= Rosina (opera) =

Opera by William Shield

Rosina is a 1782 comic opera by William Shield to an English-language libretto by Frances Brooke. The opera was written in 1771/72 but first performed at the Theatre Royal, Covent Garden, on 31 December 1782.

It was intended to be used as a light afterpiece to a more "serious" work sung in Italian. Such works were common at the time, although Rosina is the only one that has survived in the form of a complete score. Rosina has many features associated with later English comic opera, and even modern musical comedy – including the use of English, spoken dialogue, lightness of theme, and the use of folk as well as popular melodies. At least to that degree, it may be regarded as one of the ancestors of the musical, and Shield as one of the first composers of musicals.

It was popular at the time.
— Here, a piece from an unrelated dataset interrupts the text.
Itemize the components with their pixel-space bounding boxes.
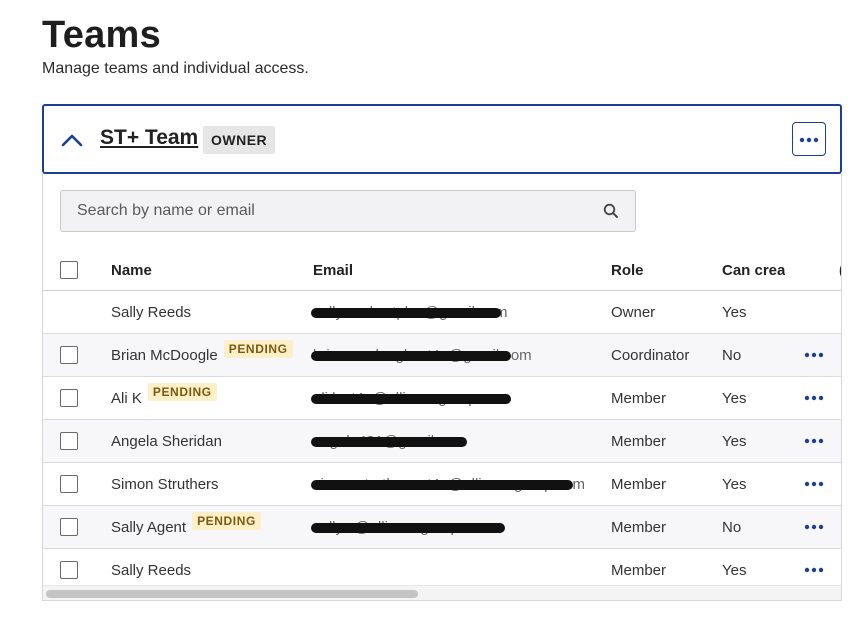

On 27 January 1808 the opening performance of the Sunderland Theatre featured The Cure for the Heart Ach and Rosina in a benefit performance for sailors from Tyne and Wear held prisoners of war in France.

==Source material==
The music for "Henry Cull'd The Flowrets Bloom" is taken from "Torna pure al caro bene" in Sacchini's Rinaldo (1780).

==Recordings==
- Rosina – complete recording with original instrumentation but on modern instruments. With Margreta Elkins (Rosina), Elizabeth Harwood (Phoebe), Monica Sinclair (William), Robert Tear (Mr. Belville), Kenneth MacDonald (Captain Belville), Ambrosian Singers and London Symphony Orchestra, Richard Bonynge conducting. Decca 1966, 50 minutes.